If you’re familiar with this blog, you’ll know why it’s about time to make (big) AI less impactful (if you’re not yet, you can read more about that here; and to learn more about how to evaluate those impacts, it’s here).
So now it’s time to get positive, and talk about Solutions. No, Fixes. Or rather, Mitigations. Let’s not fall into the big AI trap of believing in magic wands and miraculous remedies. Often, all we can do is limit the impacts once they’re happening; or ideally, stop them beforehand.
The below tips are a mixture of both, and a bit more besides. Whatever they are, they are tried and (scientifically) tested. And naturally, environmentally frugal almost always rhymes with financially frugal, as doing things more modestly almost always costs less.
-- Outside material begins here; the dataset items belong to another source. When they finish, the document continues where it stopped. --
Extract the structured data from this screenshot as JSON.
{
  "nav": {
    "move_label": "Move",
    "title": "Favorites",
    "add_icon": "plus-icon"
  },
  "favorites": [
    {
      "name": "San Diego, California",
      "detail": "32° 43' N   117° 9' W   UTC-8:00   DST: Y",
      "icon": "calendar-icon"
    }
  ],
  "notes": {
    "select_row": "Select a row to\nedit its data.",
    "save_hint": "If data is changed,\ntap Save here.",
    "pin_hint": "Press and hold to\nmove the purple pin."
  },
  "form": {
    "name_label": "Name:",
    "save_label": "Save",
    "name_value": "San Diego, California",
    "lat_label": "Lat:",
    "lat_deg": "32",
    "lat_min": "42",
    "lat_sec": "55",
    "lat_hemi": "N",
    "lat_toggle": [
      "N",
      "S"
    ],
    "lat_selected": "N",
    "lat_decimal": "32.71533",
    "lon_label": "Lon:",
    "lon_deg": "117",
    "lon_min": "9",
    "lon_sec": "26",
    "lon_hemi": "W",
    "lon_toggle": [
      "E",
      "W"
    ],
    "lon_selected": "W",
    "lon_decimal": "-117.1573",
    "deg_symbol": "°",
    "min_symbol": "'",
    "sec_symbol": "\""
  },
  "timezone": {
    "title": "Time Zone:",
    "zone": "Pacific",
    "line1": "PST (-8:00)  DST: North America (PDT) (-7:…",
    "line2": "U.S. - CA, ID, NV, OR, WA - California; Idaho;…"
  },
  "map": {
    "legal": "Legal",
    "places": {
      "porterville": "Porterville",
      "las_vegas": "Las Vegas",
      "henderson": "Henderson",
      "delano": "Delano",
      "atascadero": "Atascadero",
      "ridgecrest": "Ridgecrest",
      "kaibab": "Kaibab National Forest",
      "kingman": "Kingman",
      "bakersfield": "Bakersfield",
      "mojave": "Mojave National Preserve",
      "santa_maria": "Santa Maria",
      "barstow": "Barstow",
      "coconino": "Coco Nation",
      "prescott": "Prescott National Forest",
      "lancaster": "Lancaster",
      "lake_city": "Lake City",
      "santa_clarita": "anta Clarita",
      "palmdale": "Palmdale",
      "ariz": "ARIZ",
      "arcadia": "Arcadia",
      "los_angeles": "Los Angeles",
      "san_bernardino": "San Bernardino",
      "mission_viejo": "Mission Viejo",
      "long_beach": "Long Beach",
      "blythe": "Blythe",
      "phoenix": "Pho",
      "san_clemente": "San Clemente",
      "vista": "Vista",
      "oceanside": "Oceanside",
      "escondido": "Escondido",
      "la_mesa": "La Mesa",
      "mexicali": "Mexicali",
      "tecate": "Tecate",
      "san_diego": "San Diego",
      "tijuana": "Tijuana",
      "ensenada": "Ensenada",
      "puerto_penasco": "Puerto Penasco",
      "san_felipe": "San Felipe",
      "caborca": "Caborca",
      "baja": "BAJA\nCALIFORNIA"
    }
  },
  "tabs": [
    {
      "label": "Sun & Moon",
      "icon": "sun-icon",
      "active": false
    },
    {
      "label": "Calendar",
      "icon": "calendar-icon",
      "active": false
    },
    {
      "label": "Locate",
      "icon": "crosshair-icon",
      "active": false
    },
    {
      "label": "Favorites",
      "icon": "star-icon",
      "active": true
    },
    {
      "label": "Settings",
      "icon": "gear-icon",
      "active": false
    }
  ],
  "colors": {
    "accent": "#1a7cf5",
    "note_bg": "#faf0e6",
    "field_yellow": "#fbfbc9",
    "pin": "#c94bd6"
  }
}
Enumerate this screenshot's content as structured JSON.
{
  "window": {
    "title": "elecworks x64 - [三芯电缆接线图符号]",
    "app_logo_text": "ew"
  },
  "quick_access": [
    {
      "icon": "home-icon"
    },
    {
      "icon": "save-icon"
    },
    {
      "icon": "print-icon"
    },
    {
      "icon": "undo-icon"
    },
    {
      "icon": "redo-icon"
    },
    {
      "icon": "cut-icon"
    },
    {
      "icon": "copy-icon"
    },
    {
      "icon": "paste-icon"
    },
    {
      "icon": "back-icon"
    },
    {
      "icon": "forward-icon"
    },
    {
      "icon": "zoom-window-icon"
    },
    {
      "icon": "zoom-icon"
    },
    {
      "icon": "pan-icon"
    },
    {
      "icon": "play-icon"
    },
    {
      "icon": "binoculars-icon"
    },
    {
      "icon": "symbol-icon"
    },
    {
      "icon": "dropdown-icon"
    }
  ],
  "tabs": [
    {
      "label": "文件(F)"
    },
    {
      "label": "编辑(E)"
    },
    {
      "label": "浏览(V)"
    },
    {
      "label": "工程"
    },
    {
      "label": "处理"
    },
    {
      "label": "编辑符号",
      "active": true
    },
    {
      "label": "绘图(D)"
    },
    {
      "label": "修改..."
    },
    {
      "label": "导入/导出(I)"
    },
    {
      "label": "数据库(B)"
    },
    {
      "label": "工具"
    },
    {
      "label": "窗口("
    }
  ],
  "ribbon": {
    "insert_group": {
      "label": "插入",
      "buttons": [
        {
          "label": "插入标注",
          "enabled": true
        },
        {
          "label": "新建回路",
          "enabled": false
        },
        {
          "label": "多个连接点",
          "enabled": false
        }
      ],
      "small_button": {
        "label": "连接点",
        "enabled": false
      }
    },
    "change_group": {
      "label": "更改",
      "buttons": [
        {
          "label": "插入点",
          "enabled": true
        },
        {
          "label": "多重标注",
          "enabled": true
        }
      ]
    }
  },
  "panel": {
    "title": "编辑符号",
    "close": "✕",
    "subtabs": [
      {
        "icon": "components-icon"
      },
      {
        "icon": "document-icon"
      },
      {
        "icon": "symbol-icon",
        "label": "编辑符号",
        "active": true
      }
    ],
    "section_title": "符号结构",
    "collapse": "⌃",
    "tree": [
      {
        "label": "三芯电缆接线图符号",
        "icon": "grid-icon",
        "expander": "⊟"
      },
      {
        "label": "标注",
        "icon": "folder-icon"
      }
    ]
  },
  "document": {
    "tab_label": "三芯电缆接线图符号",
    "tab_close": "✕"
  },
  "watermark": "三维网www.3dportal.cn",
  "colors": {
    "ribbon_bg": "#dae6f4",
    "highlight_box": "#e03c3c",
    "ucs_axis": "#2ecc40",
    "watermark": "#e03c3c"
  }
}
So take note!
1. Do I need AI?
The pressure of the big AI hype train can be so huge – especially when amplified by C-levels – that the urge to slap an LLM (large language model) onto project X, Y or Z is often hard to resist. But resist, you must! Because more often than not, it’s not necessary. Or not everywhere, at least. Two of my favourite examples on this front:
- A small transport company was looking for ways to speed up its order dispatching, and was keen to use AI to do so. With the help of specialist startup Terra Cognita, it did exactly that. But when it came to managing internal and external data requests, it wanted an LLM for that too. Terra Cognita instead suggested a dashboard, which does the same job, without AI, and saving an estimated 150kg in CO2eq emissions per month. Not bad, eh?
- Miralia, another French startup, uses a mixture of symbolic (good old fashioned) and generative AI to help companies to sort incoming emails, invoices and such, sending them automatically to the right department. This 90/10% mix means that only the right (small) dose of generative AI is used to do the things symbolic can’t (e.g. complete texts). Results? 100x less emissions (than a fully LLM-based solution); considerably higher accuracy (LLMs’ accuracy for this task is around 75%); and 5x lower cloud bills. Result!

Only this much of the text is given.